Blake, coming to the mouth of that river, sent to the king a messenger, to inform him, that the fleet, in his port, belonging to the publick enemies of the commonwealth of England, he demanded leave to fall upon it. This being refused, though the refusal was in very soft terms, and accompanied with declarations of esteem, and a present of provisions, so exasperated the admiral, that, without any hesitation, he fell upon the Portuguese fleet, then returning from Brasil, of which he took seventeen ships, and burnt three. It was to no purpose that the king of Portugal, alarmed at so unexpected a destruction, ordered prince Rupert to attack him, and retake the Brasil ships. Blake carried home his prizes without molestation, the prince not having force enough to pursue him, and well pleased with the opportunity of quitting a port, where he could no longer be protected.

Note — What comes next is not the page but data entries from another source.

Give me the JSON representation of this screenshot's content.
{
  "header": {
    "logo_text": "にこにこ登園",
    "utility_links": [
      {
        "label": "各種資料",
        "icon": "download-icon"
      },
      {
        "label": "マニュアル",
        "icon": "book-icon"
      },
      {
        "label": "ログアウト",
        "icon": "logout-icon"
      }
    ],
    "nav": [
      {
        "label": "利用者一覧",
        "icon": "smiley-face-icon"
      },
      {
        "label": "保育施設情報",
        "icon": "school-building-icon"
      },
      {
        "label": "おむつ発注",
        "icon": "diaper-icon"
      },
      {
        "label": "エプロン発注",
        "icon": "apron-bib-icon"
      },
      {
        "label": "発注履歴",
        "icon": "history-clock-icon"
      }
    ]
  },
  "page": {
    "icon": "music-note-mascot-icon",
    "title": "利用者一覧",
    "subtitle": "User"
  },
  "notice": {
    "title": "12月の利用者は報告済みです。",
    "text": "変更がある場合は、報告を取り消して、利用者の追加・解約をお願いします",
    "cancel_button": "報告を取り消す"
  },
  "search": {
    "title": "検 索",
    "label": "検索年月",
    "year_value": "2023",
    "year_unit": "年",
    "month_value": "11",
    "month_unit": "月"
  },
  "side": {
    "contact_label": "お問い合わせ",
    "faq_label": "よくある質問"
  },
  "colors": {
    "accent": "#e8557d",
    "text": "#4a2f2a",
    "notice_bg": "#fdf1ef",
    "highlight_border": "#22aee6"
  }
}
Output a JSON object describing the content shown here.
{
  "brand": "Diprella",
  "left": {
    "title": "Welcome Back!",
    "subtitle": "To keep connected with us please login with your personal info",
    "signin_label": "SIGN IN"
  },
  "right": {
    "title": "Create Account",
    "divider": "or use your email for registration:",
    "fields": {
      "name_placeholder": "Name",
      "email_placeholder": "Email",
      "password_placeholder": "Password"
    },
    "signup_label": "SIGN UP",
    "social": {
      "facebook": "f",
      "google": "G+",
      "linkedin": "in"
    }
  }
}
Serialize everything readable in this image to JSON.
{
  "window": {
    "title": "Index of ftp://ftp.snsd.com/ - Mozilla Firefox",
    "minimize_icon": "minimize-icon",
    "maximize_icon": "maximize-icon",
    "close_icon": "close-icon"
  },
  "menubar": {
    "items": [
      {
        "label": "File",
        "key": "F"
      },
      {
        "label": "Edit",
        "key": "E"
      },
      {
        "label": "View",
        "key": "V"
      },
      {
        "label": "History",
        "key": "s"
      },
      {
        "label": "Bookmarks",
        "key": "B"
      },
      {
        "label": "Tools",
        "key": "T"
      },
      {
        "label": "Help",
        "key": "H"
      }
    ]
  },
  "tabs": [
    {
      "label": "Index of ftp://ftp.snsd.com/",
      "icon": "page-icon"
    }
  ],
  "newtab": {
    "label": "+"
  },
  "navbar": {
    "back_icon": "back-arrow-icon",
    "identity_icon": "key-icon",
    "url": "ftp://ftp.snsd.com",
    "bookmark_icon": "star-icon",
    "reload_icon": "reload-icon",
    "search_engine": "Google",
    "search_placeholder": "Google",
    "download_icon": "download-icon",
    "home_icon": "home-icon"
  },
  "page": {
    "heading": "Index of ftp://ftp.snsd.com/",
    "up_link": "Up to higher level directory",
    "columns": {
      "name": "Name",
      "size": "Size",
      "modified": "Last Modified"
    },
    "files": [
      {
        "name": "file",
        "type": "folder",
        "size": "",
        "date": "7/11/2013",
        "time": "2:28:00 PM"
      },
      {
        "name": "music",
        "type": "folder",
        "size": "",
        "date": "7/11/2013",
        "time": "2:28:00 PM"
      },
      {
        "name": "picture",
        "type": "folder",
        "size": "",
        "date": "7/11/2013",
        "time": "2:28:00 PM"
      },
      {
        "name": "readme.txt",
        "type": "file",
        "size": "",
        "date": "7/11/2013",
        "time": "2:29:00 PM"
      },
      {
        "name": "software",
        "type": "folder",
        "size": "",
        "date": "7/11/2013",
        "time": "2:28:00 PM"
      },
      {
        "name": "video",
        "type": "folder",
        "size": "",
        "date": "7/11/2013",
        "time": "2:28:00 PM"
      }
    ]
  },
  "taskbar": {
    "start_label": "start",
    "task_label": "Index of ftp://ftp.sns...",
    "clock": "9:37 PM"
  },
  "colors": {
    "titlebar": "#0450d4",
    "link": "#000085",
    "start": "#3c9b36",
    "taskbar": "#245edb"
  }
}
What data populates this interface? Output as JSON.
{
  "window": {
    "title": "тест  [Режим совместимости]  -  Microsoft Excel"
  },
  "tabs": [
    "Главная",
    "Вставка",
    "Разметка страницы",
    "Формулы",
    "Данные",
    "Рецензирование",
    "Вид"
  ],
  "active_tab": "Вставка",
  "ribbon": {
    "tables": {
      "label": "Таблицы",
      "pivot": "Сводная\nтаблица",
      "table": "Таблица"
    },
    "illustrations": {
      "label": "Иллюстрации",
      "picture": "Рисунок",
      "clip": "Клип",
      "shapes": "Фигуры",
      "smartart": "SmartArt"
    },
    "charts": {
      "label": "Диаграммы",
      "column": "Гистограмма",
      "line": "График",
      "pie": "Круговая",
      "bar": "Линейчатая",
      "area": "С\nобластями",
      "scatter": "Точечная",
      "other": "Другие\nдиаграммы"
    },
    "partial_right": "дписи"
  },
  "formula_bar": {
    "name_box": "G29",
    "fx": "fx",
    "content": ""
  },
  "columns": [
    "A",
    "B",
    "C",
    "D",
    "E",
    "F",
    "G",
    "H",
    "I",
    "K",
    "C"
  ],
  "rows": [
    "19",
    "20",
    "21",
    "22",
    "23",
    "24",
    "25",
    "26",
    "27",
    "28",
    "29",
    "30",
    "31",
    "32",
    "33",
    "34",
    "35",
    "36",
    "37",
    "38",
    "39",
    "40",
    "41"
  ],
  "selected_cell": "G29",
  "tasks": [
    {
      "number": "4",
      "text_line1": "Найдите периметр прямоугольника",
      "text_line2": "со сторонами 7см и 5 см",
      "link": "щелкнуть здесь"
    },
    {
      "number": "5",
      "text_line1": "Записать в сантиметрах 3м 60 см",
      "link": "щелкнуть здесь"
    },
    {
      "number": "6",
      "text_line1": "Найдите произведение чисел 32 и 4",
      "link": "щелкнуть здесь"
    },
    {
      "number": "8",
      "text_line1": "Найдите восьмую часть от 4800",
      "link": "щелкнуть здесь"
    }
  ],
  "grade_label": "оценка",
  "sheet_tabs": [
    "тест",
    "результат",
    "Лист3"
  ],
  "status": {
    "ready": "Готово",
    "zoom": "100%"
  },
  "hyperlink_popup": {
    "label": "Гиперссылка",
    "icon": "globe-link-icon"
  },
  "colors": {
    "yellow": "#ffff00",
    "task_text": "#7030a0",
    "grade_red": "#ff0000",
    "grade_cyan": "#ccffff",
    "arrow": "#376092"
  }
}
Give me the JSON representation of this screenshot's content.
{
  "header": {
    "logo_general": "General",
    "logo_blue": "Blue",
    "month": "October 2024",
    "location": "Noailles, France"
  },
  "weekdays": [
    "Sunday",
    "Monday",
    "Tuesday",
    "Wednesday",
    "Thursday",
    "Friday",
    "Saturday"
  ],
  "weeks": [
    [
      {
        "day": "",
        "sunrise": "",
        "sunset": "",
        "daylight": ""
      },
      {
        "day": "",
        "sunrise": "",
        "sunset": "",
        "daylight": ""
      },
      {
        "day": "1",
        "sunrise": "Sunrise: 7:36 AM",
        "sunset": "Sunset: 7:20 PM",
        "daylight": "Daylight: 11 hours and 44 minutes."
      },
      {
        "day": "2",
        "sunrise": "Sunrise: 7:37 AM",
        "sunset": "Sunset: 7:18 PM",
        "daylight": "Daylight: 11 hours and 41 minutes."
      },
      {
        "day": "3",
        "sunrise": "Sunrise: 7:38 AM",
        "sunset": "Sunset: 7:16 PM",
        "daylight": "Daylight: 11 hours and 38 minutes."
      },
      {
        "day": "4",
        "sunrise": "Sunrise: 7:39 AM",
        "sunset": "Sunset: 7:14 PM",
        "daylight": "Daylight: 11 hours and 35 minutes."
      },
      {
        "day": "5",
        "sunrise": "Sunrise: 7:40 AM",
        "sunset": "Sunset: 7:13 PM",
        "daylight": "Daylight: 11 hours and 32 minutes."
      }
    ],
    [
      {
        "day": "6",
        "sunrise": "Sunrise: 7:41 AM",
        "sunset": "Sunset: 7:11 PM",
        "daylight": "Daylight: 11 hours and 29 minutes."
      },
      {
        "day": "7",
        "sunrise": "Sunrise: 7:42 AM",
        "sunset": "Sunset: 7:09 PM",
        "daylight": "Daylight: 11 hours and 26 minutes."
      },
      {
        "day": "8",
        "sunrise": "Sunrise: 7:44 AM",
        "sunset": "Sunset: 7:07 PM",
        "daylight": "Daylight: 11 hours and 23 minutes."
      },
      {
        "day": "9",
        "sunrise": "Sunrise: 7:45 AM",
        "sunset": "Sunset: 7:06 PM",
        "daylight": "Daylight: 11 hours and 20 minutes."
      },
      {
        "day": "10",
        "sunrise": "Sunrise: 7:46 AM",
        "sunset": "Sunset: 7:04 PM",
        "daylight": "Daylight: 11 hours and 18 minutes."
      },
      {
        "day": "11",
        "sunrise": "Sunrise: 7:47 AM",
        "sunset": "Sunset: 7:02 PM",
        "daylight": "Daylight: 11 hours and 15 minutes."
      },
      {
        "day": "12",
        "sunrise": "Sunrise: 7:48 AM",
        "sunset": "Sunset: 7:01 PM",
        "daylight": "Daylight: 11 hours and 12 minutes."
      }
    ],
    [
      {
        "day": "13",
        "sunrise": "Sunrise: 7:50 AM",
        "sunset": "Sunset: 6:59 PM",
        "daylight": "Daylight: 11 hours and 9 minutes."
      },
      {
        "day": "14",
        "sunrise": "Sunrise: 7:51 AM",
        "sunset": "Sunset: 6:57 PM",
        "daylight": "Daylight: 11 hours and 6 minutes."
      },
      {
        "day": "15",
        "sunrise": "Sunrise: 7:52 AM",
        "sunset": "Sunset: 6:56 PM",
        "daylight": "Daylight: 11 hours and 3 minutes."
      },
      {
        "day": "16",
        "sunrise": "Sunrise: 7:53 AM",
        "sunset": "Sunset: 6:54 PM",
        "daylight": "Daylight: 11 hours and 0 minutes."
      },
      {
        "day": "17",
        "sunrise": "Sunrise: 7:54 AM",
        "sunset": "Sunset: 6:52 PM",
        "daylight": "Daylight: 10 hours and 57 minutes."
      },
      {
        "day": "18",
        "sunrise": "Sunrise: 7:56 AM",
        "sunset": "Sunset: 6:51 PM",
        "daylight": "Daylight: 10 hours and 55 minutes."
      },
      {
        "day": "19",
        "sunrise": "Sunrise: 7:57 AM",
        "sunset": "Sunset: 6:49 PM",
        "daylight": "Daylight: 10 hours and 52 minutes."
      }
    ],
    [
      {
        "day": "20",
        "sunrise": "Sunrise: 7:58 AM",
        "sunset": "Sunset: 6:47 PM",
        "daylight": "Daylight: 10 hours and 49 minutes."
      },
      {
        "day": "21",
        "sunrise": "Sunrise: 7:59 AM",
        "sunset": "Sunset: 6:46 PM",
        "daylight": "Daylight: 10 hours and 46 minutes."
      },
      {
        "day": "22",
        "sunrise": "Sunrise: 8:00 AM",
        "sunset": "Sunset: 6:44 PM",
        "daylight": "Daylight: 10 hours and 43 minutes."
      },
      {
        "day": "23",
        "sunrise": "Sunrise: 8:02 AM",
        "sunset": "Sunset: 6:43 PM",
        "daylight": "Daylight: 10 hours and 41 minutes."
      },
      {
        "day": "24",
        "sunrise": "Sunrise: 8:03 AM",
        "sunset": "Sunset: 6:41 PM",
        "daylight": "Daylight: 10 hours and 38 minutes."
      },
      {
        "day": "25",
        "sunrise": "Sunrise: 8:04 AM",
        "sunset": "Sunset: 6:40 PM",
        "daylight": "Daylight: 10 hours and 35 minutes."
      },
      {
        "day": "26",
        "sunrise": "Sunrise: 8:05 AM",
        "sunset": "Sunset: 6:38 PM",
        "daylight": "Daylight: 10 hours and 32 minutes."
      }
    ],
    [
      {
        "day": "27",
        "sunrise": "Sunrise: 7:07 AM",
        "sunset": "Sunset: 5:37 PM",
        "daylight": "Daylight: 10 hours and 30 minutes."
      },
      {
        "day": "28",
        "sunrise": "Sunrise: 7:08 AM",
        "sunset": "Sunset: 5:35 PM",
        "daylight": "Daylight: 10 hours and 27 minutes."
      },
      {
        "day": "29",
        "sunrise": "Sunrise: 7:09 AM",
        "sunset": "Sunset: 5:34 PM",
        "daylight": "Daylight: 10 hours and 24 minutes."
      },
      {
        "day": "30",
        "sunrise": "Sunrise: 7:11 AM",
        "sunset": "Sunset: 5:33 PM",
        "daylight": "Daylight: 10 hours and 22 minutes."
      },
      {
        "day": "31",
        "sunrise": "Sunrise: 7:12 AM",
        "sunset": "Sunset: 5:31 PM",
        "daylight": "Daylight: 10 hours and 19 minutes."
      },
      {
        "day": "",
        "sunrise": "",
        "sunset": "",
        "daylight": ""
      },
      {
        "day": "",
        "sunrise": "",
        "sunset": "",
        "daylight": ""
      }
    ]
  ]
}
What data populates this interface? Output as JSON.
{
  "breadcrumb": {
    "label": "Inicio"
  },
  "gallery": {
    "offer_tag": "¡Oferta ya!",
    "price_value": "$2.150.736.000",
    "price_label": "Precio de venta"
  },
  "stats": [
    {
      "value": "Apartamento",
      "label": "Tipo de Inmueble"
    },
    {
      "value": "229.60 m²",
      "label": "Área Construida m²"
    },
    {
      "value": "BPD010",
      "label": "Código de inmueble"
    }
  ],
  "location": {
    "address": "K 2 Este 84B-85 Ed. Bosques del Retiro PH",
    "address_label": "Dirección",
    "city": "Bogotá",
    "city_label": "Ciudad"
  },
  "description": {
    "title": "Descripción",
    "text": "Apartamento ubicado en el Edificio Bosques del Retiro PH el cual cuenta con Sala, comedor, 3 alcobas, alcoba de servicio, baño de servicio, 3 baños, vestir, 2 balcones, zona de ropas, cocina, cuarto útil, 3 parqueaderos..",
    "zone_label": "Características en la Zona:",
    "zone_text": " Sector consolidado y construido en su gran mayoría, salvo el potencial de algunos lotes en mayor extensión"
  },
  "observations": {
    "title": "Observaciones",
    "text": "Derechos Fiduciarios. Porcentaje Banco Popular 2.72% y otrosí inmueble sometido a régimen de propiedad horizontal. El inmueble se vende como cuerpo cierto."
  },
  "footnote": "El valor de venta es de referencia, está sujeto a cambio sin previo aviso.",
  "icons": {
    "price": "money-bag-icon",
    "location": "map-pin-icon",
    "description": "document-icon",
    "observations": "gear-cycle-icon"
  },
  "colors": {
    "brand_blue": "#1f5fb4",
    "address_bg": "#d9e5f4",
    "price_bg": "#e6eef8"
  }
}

Blake soon supplied his fleet with provision, and received orders to make reprisals upon the French, who had suffered their privateers to molest the English trade; an injury which, in those days, was always immediately resented, and if not repaired, certainly punished. Sailing with this commission, he took in his way a French man of war, valued at a million. How this ship happened to be so rich, we are not informed; but as it was a cruiser, it is probable the rich lading was the accumulated plunder of many prizes. Then following the unfortunate Rupert, whose fleet, by storms and battles, was now reduced to five ships, into Carthagena, he demanded leave of the Spanish governour to attack him in the harbour, but received the same answer which had been returned before by the Portuguese: “That they had a right to protect all ships that came into their dominions; that, if the admiral were forced in thither, he should find the same security; and that he required him not to violate the peace of a neutral port.” Blake withdrew, upon this answer, into the Mediterranean; and Rupert, then leaving Carthagena, entered the port of Malaga, where he burnt and sunk several English merchant ships. Blake, judging this to be an infringement of the neutrality professed by the Spaniards, now made no scruple to fall upon Rupert’s fleet in the harbour of Malaga, and, having destroyed three of his ships, obliged him to quit the sea, and take sanctuary at the Spanish court.